De tous les impérialismes européens, l'impérialisme français est sans doute le plus malade, mais tous sont atteints des mêmes maux. Chaque pays a sa propre histoire, ses propres caractéristiques. Les rapports politiques entre les classes qui ont permis au capital financier français de porter au pouvoir de Gaulle, se sont développés de façon différente dans d'autres pays. Il n'en reste pas moins que l'analyse de l'« l'ardente obligation du plan », de la mise en place de l'État bourgeois corporatif et policier en France, éclaire les tendances profondes de la société bourgeoise dominée par le capital financier telles qu'elles se sont affirmées depuis une dizaine d'années. justement, la crise particulièrement accentuée de l'impérialisme français, le fait que le capital financier put avoir recours à de Gaulle et constituer les structures de l'État bourgeois corporatif et policier dégagent ces tendances profondes communes à tous les impérialismes européens, les soulignent, les mettent en relief.

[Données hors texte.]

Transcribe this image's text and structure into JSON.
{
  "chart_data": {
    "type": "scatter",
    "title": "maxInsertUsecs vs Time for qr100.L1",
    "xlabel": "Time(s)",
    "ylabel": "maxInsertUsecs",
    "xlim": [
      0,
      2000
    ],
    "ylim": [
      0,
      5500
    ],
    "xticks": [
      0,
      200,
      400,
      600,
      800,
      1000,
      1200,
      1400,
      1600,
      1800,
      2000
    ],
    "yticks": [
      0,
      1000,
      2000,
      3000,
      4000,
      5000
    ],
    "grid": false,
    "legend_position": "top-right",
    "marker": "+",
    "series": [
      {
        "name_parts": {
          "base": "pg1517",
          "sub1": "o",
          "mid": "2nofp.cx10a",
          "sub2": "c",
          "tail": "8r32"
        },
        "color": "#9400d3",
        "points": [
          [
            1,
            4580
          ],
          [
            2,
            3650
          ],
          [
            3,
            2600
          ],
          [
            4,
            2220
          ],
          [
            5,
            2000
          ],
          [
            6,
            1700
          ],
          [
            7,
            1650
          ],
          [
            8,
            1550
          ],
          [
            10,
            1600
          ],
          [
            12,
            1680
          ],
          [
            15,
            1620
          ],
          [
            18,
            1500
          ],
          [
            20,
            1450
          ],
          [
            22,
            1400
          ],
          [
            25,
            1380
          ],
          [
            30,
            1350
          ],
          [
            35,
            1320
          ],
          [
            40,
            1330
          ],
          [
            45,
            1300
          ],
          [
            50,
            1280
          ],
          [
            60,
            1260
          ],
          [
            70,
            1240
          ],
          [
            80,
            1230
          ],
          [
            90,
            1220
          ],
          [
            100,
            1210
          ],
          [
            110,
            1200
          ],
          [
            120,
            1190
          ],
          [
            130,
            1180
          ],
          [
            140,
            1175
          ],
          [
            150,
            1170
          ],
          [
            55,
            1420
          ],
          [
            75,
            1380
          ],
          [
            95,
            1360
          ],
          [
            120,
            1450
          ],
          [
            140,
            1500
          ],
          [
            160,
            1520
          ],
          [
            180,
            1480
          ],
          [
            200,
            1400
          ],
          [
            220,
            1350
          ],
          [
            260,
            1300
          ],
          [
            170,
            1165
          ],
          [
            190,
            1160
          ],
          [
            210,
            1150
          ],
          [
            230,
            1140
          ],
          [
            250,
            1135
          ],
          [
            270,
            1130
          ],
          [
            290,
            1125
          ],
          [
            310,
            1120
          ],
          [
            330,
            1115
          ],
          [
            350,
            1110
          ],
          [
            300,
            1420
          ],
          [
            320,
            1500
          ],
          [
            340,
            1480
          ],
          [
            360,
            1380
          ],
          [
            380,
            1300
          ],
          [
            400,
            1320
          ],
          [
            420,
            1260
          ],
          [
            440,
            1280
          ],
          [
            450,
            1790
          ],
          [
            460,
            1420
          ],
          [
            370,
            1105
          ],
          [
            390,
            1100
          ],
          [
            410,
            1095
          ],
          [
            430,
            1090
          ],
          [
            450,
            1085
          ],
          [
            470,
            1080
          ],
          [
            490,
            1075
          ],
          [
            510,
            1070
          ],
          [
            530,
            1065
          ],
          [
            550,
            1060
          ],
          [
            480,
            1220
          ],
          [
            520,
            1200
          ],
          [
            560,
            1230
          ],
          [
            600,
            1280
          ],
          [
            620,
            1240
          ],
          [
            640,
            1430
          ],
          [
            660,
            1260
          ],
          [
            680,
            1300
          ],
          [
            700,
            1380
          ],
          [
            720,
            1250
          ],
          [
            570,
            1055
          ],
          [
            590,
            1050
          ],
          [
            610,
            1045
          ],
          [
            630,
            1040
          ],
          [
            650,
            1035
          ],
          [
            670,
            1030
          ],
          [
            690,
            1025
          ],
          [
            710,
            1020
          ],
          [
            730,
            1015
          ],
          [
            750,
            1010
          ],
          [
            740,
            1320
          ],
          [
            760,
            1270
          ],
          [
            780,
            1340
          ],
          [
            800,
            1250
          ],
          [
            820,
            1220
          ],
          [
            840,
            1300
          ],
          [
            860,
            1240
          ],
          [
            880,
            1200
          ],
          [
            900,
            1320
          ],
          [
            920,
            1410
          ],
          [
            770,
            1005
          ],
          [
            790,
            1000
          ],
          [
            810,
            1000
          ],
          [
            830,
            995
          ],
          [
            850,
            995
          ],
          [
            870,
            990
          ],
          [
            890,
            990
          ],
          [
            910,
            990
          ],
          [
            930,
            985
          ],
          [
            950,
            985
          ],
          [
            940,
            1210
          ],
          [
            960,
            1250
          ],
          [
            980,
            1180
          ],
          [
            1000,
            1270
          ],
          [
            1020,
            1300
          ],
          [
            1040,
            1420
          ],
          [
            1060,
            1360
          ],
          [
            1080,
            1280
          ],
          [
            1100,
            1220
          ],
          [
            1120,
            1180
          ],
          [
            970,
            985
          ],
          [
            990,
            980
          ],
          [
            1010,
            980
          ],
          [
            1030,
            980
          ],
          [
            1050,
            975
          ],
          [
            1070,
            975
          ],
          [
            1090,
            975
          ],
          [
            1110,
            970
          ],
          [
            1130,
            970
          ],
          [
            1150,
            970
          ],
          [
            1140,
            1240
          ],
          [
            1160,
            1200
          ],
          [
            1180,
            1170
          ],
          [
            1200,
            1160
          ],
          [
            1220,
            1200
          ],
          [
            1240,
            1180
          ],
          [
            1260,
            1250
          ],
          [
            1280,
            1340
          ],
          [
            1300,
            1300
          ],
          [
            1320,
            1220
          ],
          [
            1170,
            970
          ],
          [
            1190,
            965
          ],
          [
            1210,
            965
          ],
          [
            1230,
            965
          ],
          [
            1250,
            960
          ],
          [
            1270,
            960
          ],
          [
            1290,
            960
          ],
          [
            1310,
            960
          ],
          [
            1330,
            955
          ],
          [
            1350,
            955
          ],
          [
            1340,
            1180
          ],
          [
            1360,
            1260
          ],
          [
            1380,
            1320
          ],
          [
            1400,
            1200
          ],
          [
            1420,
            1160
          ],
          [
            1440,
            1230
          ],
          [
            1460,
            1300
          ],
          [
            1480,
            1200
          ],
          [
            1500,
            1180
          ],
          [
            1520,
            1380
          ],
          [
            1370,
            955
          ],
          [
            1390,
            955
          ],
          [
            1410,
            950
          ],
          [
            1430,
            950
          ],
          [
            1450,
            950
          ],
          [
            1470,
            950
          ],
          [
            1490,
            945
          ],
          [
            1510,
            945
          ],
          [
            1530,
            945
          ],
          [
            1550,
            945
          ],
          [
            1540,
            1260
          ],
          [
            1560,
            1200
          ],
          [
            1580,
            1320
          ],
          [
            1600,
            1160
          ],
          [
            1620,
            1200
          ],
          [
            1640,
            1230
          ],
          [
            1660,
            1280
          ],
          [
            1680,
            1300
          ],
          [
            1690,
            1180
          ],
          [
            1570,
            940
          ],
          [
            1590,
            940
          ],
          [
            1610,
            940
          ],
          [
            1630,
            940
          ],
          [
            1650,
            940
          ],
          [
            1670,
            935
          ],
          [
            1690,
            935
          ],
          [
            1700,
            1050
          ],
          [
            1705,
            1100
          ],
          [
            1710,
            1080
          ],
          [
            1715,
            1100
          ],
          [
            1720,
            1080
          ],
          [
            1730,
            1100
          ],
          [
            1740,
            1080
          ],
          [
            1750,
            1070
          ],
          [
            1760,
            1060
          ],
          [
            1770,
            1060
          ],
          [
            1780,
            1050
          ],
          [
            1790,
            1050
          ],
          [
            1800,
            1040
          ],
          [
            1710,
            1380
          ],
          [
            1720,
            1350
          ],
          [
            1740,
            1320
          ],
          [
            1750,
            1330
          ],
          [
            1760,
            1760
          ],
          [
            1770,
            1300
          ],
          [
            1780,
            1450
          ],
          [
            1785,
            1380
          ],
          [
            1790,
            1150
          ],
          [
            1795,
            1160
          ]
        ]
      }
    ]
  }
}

Tous, à des degrés divers, doivent modifier profondément la structure de leur économie reconstruite après la guerre sur leurs anciennes bases. En Belgique, l'ancien secteur industriel de Wallonie doit pratiquement disparaître. En Allemagne, la vieille Ruhr, fondement de l'industrialisation passée du pays, doit être profondément affectée par la liquidation partielle des charbonnages. En Italie, les vieilles industries de Trieste, de Gênes, de constructions navales et autres, sont également sacrifiées. En Angleterre, les vieilles industries charbonnières et textiles à l'origine de la puissance du capitalisme anglais sont également plus ou moins condamnées. Superficiellement, il peut apparaître qu'après tout il s'agit simplement de passer d'un stade à un autre, de substituer aux anciens fondements de la puissance industrielle de nouveaux fondements : après l'âge du textile, celui du charbon et de l'acier; après l'âge de la machine à vapeur, celui de l'énergie électrique; ensuite vient l'âge de la chimie, de l'énergie d'origine nucléaire, de l'électronique, des ordinateurs, etc. (selon les théories chères à Germain Mandel et à beaucoup d'autres sur les 2°, 3°, 4° révolutions industrielles). En ce cas, il s'agirait de simples crises d'adaptation et de croissance. Mais il n'en est rien. Pour tous, il s'agit d'éliminer « la graisse et de ne conserver que le muscle »; formule brillante qui exprime une réalité qui l'est moins. Partout se fait pressante la nécessité de devenir concurrentiel dans les secteurs dits de pointe, c'est à dire non seulement d'éliminer les secteurs industriels, commerciaux, agricoles, retardataires mais encore de traduire les exigences de la concurrence dans les rapports entre le capital financier et les autres couches sociales, à commencer par ceux avec la classe ouvrière, d'où réformes de l'enseignement, de la formation professionnelle, la déqualification, la mobilité de la main d'œuvre, la liquidation des conquêtes ouvrières, des droits et garanties conquis par les travailleurs.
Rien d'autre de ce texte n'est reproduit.